Speaker
Description
The Jiangmen Underground Neutrino Observatory (JUNO) aims to determine the neutrino mass ordering. To enhance its sensitivity, JUNO will combine the measurements of low energy reactor anti-neutrinos and atmospheric neutrinos in the GeV region. Directionality reconstruction and neutrino flavor identification are crucial for achieving precise measurements of atmospheric neutrino oscillations, but these topics have not yet been explored by any large liquid scintillator detectors. This talk will present the first demonstration of directionality reconstruction and the high-efficiency, high-purity particle identification for atmospheric neutrinos in such detectors like JUNO. Based on machine learning methods, our approach utilizes the topological properties of atmospheric neutrinos characterized by PMT waveform features and event-level information such as Michel electrons and captured neutrons. Preliminary results show that this approach has great potential for utilizing atmospheric neutrinos to unearth JUNO's capabilities.

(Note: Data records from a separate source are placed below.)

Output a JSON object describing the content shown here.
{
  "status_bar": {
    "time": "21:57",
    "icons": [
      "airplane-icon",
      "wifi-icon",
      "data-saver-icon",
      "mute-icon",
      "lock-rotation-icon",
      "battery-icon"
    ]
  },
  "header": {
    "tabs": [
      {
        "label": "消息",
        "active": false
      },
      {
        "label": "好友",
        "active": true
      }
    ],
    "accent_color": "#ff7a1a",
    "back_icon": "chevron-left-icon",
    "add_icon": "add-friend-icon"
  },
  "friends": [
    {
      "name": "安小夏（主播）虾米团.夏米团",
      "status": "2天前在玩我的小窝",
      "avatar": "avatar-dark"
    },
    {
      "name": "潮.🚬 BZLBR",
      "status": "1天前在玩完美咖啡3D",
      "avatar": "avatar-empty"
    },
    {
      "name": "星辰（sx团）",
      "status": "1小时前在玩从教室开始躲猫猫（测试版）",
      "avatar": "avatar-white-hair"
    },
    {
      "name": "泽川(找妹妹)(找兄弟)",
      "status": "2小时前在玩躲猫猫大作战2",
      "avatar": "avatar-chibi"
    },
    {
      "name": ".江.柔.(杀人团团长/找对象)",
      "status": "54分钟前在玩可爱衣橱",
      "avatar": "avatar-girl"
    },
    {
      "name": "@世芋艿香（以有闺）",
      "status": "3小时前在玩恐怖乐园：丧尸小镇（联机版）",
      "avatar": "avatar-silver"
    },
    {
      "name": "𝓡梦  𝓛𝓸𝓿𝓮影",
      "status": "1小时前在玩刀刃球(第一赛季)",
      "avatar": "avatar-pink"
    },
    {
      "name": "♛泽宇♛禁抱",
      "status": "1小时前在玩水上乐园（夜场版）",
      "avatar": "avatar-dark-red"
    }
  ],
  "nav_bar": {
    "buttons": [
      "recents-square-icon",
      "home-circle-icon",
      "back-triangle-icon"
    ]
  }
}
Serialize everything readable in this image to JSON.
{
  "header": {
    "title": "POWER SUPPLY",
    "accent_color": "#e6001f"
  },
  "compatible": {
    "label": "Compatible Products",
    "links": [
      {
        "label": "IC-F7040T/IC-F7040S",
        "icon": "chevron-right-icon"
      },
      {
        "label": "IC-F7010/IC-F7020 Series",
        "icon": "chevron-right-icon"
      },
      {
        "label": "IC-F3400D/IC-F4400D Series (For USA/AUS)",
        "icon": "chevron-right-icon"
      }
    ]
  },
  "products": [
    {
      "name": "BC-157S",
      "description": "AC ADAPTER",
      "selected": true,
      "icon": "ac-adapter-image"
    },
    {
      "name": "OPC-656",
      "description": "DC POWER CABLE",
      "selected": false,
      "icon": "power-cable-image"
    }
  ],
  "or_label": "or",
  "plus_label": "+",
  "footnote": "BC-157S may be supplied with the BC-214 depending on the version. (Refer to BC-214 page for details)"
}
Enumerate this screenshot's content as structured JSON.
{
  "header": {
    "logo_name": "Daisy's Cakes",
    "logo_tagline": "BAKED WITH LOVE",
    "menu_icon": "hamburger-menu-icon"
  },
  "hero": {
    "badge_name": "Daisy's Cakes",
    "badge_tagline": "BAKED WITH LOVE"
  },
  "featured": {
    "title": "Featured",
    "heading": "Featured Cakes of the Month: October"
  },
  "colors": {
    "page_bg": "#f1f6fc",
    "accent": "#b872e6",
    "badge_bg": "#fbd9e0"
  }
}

江门中微子实验(JUNO)的首要科学目标是测量中微子质量顺序这一前沿热点问题。为了提高测量中微子质量顺序的灵敏度,JUNO实验除了需要精确测量低能区反应堆中微子能谱,还需要联合对GeV能区大气中微子的精确测量。大气中微子精确测量的关键在于对大气中微子事例的方向重建和粒子鉴别。在超大型液体闪烁体探测器实验中,这项研究还处于空白。本研究基于机器学习算法,利用从数万个光电倍增管的波形信息中提取到的事例拓扑特征,以及中微子事例整体层面的例如米歇尔电子和俘获中子的特征信息,在国际上第一次基于超大型液体闪烁体探测器实现了对大气中微子事例的方向重建,并且实现了对中微子味道的高效率高纯度鉴别。初期的研究结果表明,这个方法对实现大气中微事例的精确测量、帮助JUNO实验实现测量灵敏度的物理目标具有巨大潜力。